The DCRA's November 22 assertion that it lacked the "authority to grant a waiver from compliance with the zoning regulations" was wrong -- the District's reasonable accommodation provision, 14 DCMR § 111, plainly grants this authority to the Director of the DCRA -- and nonsensical, since, with Sections 330.5(I) and 201.1(o) on the books, Boys Town did not need a "waiver from compliance with the zoning regulations." DCRA's supposed reliance on the error in the Hardwerk affidavit falls somewhere between obtuse and disingenuous. Karen Edwards' explanation, offered seven months after DCRA's rejection of the request, and then only under the pressure of a Justice Department inquiry, suggests that the proper locus is toward the disingenuous side of the range. If DCRA was unable to decipher whether the children to be served on Pennsylvania Avenue would be handicapped because of confusion created by the Hardwerk affidavit, the proper course of action was not simply to deny the request. 14 DCMR § 111 explicitly provided that, "[i]f necessary to reach a decision on the request for reasonable accommodation, the Director may request further information from the applicant consistent with the Act, specifying in detail the information required." DCRA's initial denial, and the delay that resulted from it, unlawfully denied reasonable accommodation. See Jankowski Lee & Assocs. v. Cisneros, 91 F.3d 891, 895 (7th Cir. 1997) ("If a landlord is skeptical of a tenant's alleged disability . . . , it is incumbent upon the landlord to request documentation or open a dialogue" prior to denying the request).
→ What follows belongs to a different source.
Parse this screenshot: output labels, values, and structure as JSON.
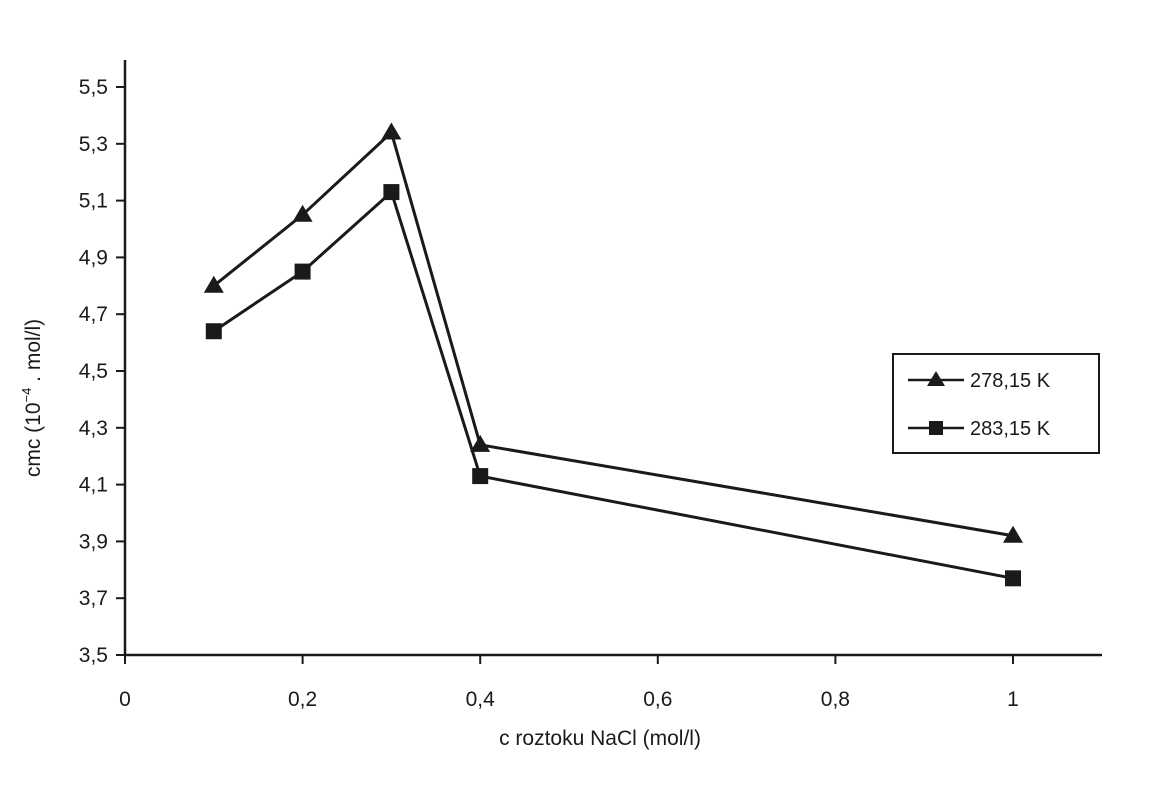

B. Claims for Disparate Treatment

The United States also moves for a judgment declaring that nine provisions of the District's zoning regulations, 11 DCMR §§ 350.4(f), 358, 601.2, 616.1, 701.2, 701.3, 711.1, 721.5, & 732.1, "violate the Fair Housing Act as applied to YRCHs intended as housing for persons with disabilities." Mot. for Decl. Jgmt. at 2. Where applicable, each of these provisions impose occupancy, spacing, and/or special exception requirements on YRCHs. When the United States first brought this action, it asserted that the challenged provisions were facially discriminatory because they "treat housing classified as CBRFs for persons with disabilities less favorably than housing for persons without disability, without sufficient justification." [Dkt. # 185 at 28]. The United States largely abandoned that theory after learning that 11 DCMR § 330.5(I) and 11 DCMR § 201.1(o) specifically exempt community-based residential facilities from occupancy, spacing, and special exception requirements that would otherwise apply in the R-1 to C-2 zones. The United States now urges that the Fair Housing Act is violated whenever these nine inapplicable provisions are applied to YRCHs intended for the disabled. Such a sweeping conclusion is unwarranted. The Fair Housing Act is not automatically violated whenever an inapplicable zoning regulation is applied to housing for the disabled. Such misapplication could be the result of a simple mistake. Misapplication could also be purposeful, and, when accompanied by other probative facts, sound in intentional discrimination. Cf. Vill. of Arlington Heights v. Metro Hous. Dev. Corp., 429 U.S. 252, 267 (1977). This court cannot declare in advance that every misapplication of these regulations will be purposeful and invidious. Such facts must be proven on a case-by-case basis rather than assumed across the board.

III. Conclusion

While the United States is entitled to declaratory and injunctive relief based on the two occasions on which the District unlawfully denied Boys Town's requests for reasonable accommodation, its broad challenge to the District's zoning regulations has failed. On this showing, the United States has not demonstrated a need for the sort of sweeping, specific injunctive relief that it has requested. Instead, the appropriate relief here is a declaratory judgment and a general injunction enjoining the District from violating the Fair Housing Act's requirement that the disabled be provided equal access to housing through reasonable accommodations.

The United States' motion for declaratory judgment and injunctive relief [Dkt. # 39] is granted in part and denied in part. An appropriate order accompanies this memorandum.